The great advantage of such a technology is that it would make possible solar cells that were an utterly stable continuous power supply. When you combine it with work being done elsewhere on solar cells that can perform in cloudy conditions, you have the plan for an entirely stable solar delivery system — indeed, one that is more stable than the large-scale privatised power systems that we currently rely on, subject to mass technical failure, Enron-style credit events, and routine under-maintenance.
Such technology is small miracle, yet it’s only one examples of dozens of advances occurring as renewable energy technology comes into contact with new materials and starts to be transformed by them. Thus, in the weeks and months before this recent announcement, news in renewables included: a new nanomaterial that can increase solar fuel cell efficiency by up to 80%, a solar-powered hybrid car that can charge up without needing to dock at a recharge station; and a plane the size of a 747 that will be able to fly around the world without refuelling. On every front, the renewables revolution is gaining pace — not merely gaining pace, but accelerating exponentially — and the overwhelming reason for this is new materials.
Graphene and related forms of carbon have busted open the limits that solar technology hit in the 1990s — limits that made it easy for smug members of the fossil and nuclear lobby to argue that renewables would never be able to supply the energy needs of a modern civilisation. That supposition was based on a crude version of what we might call “molecularism” — a willingness to accept given limits of technology based on the aspects of it that used to be close to us: the limit of the molecule. In that conception, it is easy to see why people could believe that there were limits to the capacities of solar and other renewables. There is no excuse now. The new materials revolution means that anything is possible with regard to renewable energy. The 3D/additive revolution means that we can make machines whereby anyone can print these things out from machines that are themselves powered by this energy.
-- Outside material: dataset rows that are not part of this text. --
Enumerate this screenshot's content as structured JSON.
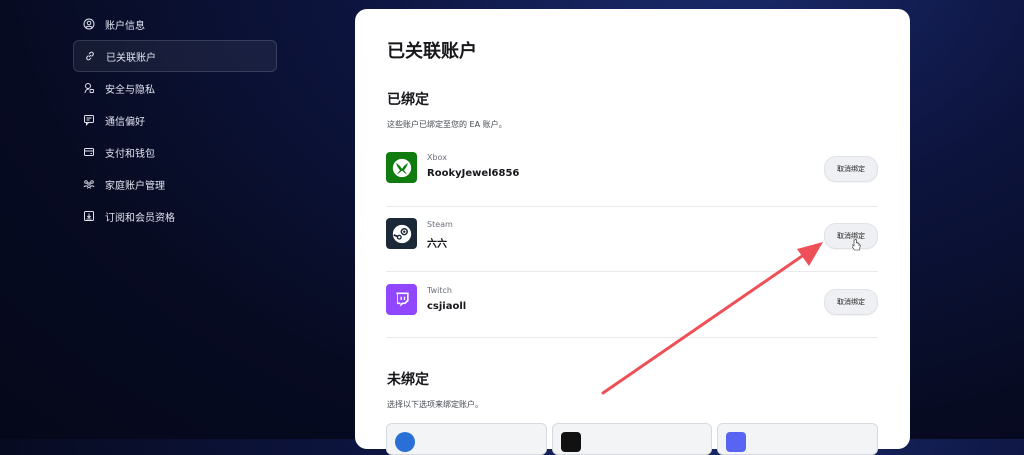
{
  "sidebar": {
    "items": [
      {
        "label": "账户信息",
        "icon": "user-circle-icon"
      },
      {
        "label": "已关联账户",
        "icon": "link-icon"
      },
      {
        "label": "安全与隐私",
        "icon": "lock-icon"
      },
      {
        "label": "通信偏好",
        "icon": "chat-icon"
      },
      {
        "label": "支付和钱包",
        "icon": "wallet-icon"
      },
      {
        "label": "家庭账户管理",
        "icon": "family-icon"
      },
      {
        "label": "订阅和会员资格",
        "icon": "subscription-icon"
      }
    ]
  },
  "main": {
    "title": "已关联账户",
    "linked": {
      "title": "已绑定",
      "description": "这些账户已绑定至您的 EA 账户。",
      "accounts": [
        {
          "platform": "Xbox",
          "username": "RookyJewel6856",
          "button": "取消绑定",
          "color": "#107c10"
        },
        {
          "platform": "Steam",
          "username": "六六",
          "button": "取消绑定",
          "color": "#1b2838"
        },
        {
          "platform": "Twitch",
          "username": "csjiaoll",
          "button": "取消绑定",
          "color": "#9146ff"
        }
      ]
    },
    "unlinked": {
      "title": "未绑定",
      "description": "选择以下选项来绑定账户。"
    }
  },
  "colors": {
    "accent": "#ef4f57"
  }
}
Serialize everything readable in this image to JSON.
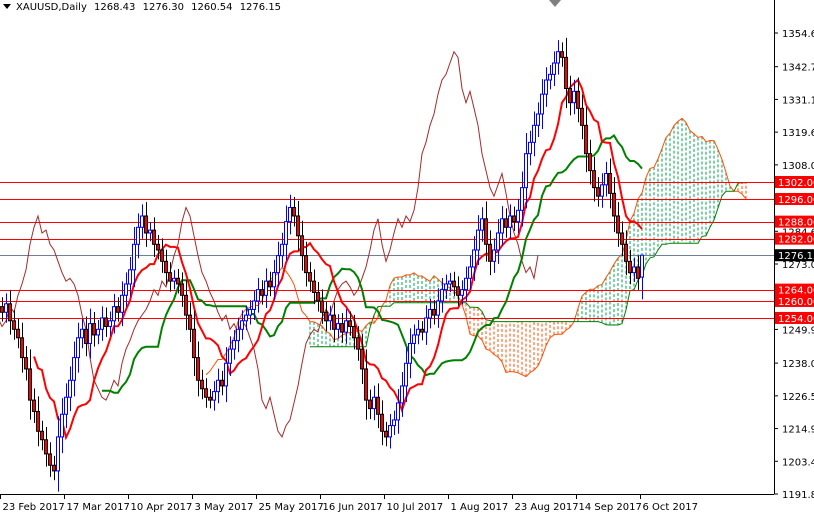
{
  "header": {
    "symbol": "XAUUSD,Daily",
    "open": "1268.43",
    "high": "1276.30",
    "low": "1260.54",
    "close": "1276.15"
  },
  "colors": {
    "bull": "#0000ff",
    "bear": "#ff0000",
    "tenkan": "#ff0000",
    "kijun": "#008000",
    "chikou": "#a52a2a",
    "cloud_up": "#00a050",
    "cloud_down": "#ff5000",
    "level_line": "#ff0000",
    "price_line": "#708090"
  },
  "chart_data": {
    "type": "candlestick",
    "title": "XAUUSD,Daily",
    "indicator": "Ichimoku Kinko Hyo",
    "ylim": [
      1191.85,
      1354.6
    ],
    "y_ticks": [
      "1354.60",
      "1342.70",
      "1331.15",
      "1319.60",
      "1308.05",
      "1284.60",
      "1273.05",
      "1249.95",
      "1238.05",
      "1226.50",
      "1214.95",
      "1203.40",
      "1191.85"
    ],
    "x_ticks": [
      "23 Feb 2017",
      "17 Mar 2017",
      "10 Apr 2017",
      "3 May 2017",
      "25 May 2017",
      "16 Jun 2017",
      "10 Jul 2017",
      "1 Aug 2017",
      "23 Aug 2017",
      "14 Sep 2017",
      "6 Oct 2017"
    ],
    "levels": [
      "1302.00",
      "1296.00",
      "1288.00",
      "1282.00",
      "1264.00",
      "1260.00",
      "1254.00"
    ],
    "current_price": "1276.15",
    "last_bar": {
      "open": 1268.43,
      "high": 1276.3,
      "low": 1260.54,
      "close": 1276.15
    },
    "closes": [
      1256,
      1259,
      1253,
      1250,
      1247,
      1240,
      1236,
      1225,
      1221,
      1214,
      1211,
      1206,
      1202,
      1200,
      1212,
      1220,
      1226,
      1232,
      1240,
      1247,
      1250,
      1245,
      1252,
      1248,
      1250,
      1254,
      1251,
      1253,
      1258,
      1256,
      1262,
      1266,
      1271,
      1280,
      1286,
      1290,
      1284,
      1285,
      1280,
      1278,
      1274,
      1270,
      1267,
      1268,
      1266,
      1262,
      1255,
      1250,
      1240,
      1232,
      1229,
      1226,
      1225,
      1228,
      1232,
      1230,
      1238,
      1243,
      1246,
      1250,
      1253,
      1255,
      1257,
      1260,
      1264,
      1262,
      1267,
      1265,
      1270,
      1276,
      1280,
      1288,
      1293,
      1290,
      1283,
      1276,
      1270,
      1267,
      1263,
      1260,
      1256,
      1253,
      1255,
      1250,
      1252,
      1249,
      1253,
      1251,
      1247,
      1243,
      1236,
      1225,
      1222,
      1226,
      1220,
      1214,
      1212,
      1216,
      1218,
      1224,
      1230,
      1238,
      1245,
      1248,
      1250,
      1249,
      1254,
      1257,
      1255,
      1260,
      1264,
      1266,
      1267,
      1265,
      1262,
      1264,
      1268,
      1272,
      1278,
      1285,
      1289,
      1280,
      1274,
      1278,
      1284,
      1289,
      1286,
      1290,
      1288,
      1292,
      1300,
      1312,
      1316,
      1322,
      1326,
      1333,
      1338,
      1340,
      1344,
      1348,
      1346,
      1335,
      1330,
      1334,
      1328,
      1322,
      1312,
      1306,
      1300,
      1297,
      1301,
      1305,
      1298,
      1290,
      1284,
      1280,
      1274,
      1270,
      1272,
      1268,
      1276.15
    ]
  }
}
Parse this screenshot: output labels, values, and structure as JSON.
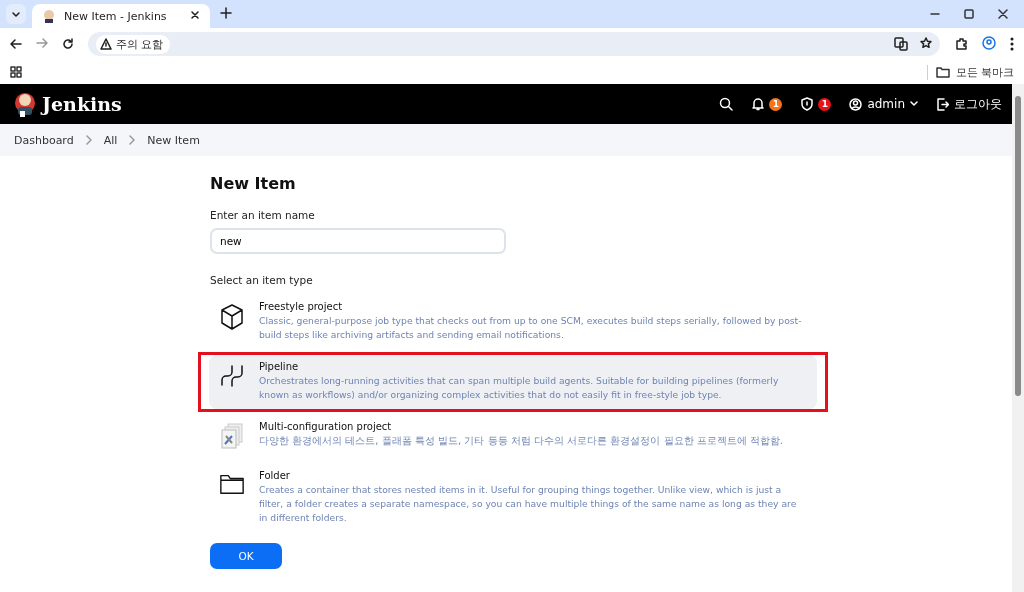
{
  "browser": {
    "tabs": [
      {
        "title": "New Item - Jenkins",
        "selected": true
      }
    ],
    "address": {
      "security_label": "주의 요함"
    },
    "bookmarks": {
      "folder": "모든 북마크"
    }
  },
  "header": {
    "brand": "Jenkins",
    "notifications": [
      {
        "kind": "bell",
        "count": "1",
        "color": "#f97316"
      },
      {
        "kind": "shield",
        "count": "1",
        "color": "#e5131b"
      }
    ],
    "user": "admin",
    "logout": "로그아웃"
  },
  "breadcrumbs": [
    "Dashboard",
    "All",
    "New Item"
  ],
  "page": {
    "title": "New Item",
    "name_label": "Enter an item name",
    "name_value": "new",
    "type_label": "Select an item type"
  },
  "item_types": [
    {
      "kind": "freestyle",
      "name": "Freestyle project",
      "description": "Classic, general-purpose job type that checks out from up to one SCM, executes build steps serially, followed by post-build steps like archiving artifacts and sending email notifications.",
      "selected": false,
      "highlighted": false
    },
    {
      "kind": "pipeline",
      "name": "Pipeline",
      "description": "Orchestrates long-running activities that can span multiple build agents. Suitable for building pipelines (formerly known as workflows) and/or organizing complex activities that do not easily fit in free-style job type.",
      "selected": true,
      "highlighted": true
    },
    {
      "kind": "multiconfig",
      "name": "Multi-configuration project",
      "description": "다양한 환경에서의 테스트, 플래폼 특성 빌드, 기타 등등 처럼 다수의 서로다른 환경설정이 필요한 프로젝트에 적합함.",
      "selected": false,
      "highlighted": false
    },
    {
      "kind": "folder",
      "name": "Folder",
      "description": "Creates a container that stores nested items in it. Useful for grouping things together. Unlike view, which is just a filter, a folder creates a separate namespace, so you can have multiple things of the same name as long as they are in different folders.",
      "selected": false,
      "highlighted": false
    }
  ],
  "ok_button": "OK"
}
The material revolution makes it first conceivable — and then unavoidable — that these new technologies will converge on an energy revolution, one that will leave existing old-school technologies hopelessly behind.
“These new materials also promise a revolution in the capacity for energy storage.”
In the decade since this new field was opened up, the possibility of cheap, simple and easily reproducible and distributable power and power technologies has opened up afresh. The simplicity and manipulability of new materials such as azobenzene makes possible a re-engineering of solar cells at the molecular level, reaching into the mechanism of the cell at a level not previously accessible. The 80% increase in cell efficiency comes about by coating the cell with a material composed of tungsten and a new ceramic called hafnium that allows the cell to collect much of the heat energy that it would otherwise lose. Graphene itself can also be used directly with solar cells, the conductivity of the material allowing it to act as a super-efficient charge carrier within the cell — retaining its properties even if combined with other materials such as silicon.
Alternatively, the current expense of mass producing such graphene-based cells can be reduced if the silicon is replaced entirely with graphene, combined with titanium oxide and perovskite. Because the cell can be produced at low temperatures, around 150 degrees Celsius, they can be mass-produced at a cost comparable to existing solar cells, and eventually much cheaper — or, indeed, printed out. In wind power, graphene combined with various metals would make possible wind turbines that are significantly lighter with a larger surface area for generation. This would work in conjunction with a plethora of new wind turbine designs that go well beyond the propeller-style turbine that have become a fixture of the landscape.